Chisato catches up to him in front of Tokyo Station, and he tells her he’s realized from their behavior that the assassin who killed his family is nearby, and intends to kill him. There’s a resignation in the way he seems to be intentionally making himself a prime target for Jin, who has a high vantage point in some scaffolding.

Takina manages to cause Jin’s killing shot to miss and then bum rushes him, and the two fall through the scaffolding. Takina fortunately lands on some soft bags of building material, but it’s another demonstration of how she acts before thinking long-term (which has its pros and cons).

An out-of-breath Mizuki finally arrives (she really had a workout this week), and Chisato leaves Matsushita in her care, worried that Takina could be in trouble. Sure enough, Takina gets grazed in the leg and her mobility is severely curtailed, leaving her a sitting duck for Jin.

Well, Chisato isn’t about to let her partner get killed, so she springs into action, firing rounds that create puffs of colored sand to blind Jin (a modern take on an ancient ninja blinding tactic metsubushi) then gets right up in Jin’s business and unloads a clip of concussive rounds that put him down without ending his life.
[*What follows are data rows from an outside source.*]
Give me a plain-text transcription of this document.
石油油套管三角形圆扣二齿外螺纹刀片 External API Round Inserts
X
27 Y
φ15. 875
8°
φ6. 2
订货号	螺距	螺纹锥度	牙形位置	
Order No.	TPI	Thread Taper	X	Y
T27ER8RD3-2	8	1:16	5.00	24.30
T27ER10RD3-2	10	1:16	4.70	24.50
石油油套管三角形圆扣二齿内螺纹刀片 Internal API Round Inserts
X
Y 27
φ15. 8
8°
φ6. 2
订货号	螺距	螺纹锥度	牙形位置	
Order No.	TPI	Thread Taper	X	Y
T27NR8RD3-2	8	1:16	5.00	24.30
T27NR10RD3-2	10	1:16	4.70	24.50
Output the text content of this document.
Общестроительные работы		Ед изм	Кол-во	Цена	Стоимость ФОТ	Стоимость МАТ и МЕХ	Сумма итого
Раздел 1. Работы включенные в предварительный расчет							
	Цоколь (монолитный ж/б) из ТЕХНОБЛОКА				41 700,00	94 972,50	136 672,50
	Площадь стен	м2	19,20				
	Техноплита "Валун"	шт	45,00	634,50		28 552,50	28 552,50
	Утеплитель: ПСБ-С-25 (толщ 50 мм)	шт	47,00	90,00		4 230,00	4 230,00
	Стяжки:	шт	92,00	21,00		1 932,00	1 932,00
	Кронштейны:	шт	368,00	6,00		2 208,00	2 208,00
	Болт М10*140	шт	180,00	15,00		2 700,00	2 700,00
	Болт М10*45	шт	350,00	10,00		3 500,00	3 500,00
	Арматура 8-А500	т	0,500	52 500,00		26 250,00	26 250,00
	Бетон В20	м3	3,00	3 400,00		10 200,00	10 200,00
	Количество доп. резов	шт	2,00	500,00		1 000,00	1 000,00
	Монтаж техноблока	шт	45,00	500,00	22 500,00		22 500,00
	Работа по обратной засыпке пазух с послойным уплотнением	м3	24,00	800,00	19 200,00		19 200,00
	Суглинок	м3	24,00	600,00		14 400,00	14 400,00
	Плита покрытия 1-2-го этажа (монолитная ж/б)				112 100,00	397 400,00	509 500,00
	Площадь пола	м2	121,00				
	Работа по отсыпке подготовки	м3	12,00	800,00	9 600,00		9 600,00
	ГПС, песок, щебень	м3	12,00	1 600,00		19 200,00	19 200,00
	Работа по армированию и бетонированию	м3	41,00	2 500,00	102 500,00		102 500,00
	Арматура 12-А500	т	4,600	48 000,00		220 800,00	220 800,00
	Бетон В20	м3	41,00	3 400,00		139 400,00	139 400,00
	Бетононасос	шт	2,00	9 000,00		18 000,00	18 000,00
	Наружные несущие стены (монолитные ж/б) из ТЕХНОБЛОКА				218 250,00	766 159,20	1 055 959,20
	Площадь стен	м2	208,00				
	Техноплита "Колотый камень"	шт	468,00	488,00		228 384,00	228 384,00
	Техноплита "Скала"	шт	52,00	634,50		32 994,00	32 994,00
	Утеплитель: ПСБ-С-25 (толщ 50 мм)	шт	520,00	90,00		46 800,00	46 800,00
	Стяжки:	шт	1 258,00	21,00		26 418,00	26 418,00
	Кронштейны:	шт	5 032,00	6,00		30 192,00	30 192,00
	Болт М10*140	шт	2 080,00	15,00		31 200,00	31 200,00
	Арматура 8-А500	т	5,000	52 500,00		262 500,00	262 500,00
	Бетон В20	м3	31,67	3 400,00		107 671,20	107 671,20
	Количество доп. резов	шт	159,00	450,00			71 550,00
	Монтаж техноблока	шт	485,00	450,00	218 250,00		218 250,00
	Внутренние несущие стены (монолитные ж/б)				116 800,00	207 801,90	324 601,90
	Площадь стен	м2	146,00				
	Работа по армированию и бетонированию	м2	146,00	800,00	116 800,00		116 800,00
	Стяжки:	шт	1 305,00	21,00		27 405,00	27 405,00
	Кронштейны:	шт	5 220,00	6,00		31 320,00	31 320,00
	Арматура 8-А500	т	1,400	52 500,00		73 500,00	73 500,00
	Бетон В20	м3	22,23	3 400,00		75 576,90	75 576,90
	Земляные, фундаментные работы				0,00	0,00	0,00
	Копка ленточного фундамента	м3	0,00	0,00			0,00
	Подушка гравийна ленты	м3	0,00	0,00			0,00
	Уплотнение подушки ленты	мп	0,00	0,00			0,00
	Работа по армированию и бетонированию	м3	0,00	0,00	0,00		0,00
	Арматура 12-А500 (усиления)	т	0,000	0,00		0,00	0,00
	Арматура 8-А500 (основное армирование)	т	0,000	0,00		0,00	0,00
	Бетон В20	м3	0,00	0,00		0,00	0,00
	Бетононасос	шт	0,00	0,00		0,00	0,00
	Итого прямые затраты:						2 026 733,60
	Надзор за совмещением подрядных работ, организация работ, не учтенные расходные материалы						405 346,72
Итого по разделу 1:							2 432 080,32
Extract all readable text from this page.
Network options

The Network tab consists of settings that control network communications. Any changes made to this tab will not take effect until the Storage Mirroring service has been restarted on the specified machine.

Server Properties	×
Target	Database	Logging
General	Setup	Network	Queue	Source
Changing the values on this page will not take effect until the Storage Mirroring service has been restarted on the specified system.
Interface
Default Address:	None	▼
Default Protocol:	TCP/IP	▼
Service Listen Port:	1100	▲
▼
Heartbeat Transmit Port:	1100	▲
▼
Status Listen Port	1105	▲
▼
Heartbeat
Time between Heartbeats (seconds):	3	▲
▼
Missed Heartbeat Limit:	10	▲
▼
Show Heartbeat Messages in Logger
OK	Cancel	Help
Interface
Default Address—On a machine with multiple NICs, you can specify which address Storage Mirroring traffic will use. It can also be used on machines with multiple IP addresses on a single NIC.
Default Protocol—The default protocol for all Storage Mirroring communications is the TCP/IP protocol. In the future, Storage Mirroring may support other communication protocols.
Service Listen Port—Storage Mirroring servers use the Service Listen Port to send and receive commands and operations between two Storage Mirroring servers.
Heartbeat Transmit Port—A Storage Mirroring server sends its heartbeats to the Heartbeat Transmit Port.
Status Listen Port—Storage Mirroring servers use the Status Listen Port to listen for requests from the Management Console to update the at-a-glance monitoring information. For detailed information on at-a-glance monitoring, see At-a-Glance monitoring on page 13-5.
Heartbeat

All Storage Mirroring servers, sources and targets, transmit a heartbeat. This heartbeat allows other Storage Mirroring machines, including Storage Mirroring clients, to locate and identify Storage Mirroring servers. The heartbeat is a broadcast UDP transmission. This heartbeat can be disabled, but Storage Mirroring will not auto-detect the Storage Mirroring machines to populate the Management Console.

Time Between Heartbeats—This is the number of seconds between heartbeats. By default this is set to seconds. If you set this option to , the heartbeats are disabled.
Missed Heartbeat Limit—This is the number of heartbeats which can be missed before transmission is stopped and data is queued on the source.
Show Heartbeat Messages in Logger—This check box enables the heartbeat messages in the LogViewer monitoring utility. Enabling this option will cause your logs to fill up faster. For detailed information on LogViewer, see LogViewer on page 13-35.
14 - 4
When Matsushita sees Jin is still alive, he insists Chisato kill him, reminding her of the mission she carries as an Alan Child. Because Chisato is Chisato, she respectfully declines to kill Jin, saying she only wants to help others, like the person who gave her her Alan pendant. With that, all of Matsushita’s machines shut down, and we get the biggest twist of the episode: Matsushita didn’t exist.

It turns out a medical patient that was missing from a facility was used as a “fake” Matsushita by a third party, who saw through the goggles on the man’s eyes, remote controled his wheelchair, and spoke via the internet. Why this person went through so much trouble to specifically try to make Chisato kill Jin, we don’t know. We only know that a woman paid Jin cash to kill “Matsushita” and he didn’t ask any more questions.

If last week’s Lycoris massacre wasn’t foreboding enough, the penultimate scene in this episode features Mashima’s grey overall-wearing associates luring the attention of a Lycoris so he can run her down with his car, and then they empty their clips into her for good measure. All of these guys have a serious hatred of the Lycoris, and they’re surely not done. Someone will have to stop them, and lethal force may be necessary.

But at least for a little while longer (probably too short a while), Chisato and Takina don’t have to worry about that. Unaware of the Lycrois killings, Chisato is more worried about whether being called an amazing tour guide was just a lie. Takina assures her that she wasn’t, and whoever was controlling that poor old man was genuine in their praise.

Then, with no one else around, Takina sees Chisato is open and lays her head upon her chest so she can hear—or rather not hear—her lack of a heartbeat. It is a beautifully animated (no surprise for this show) and incredibly heartwarming gesture that shows just how close these two have become. Unfortunately, this comes just in time for the shit to hit the fan courtesy of Mashima.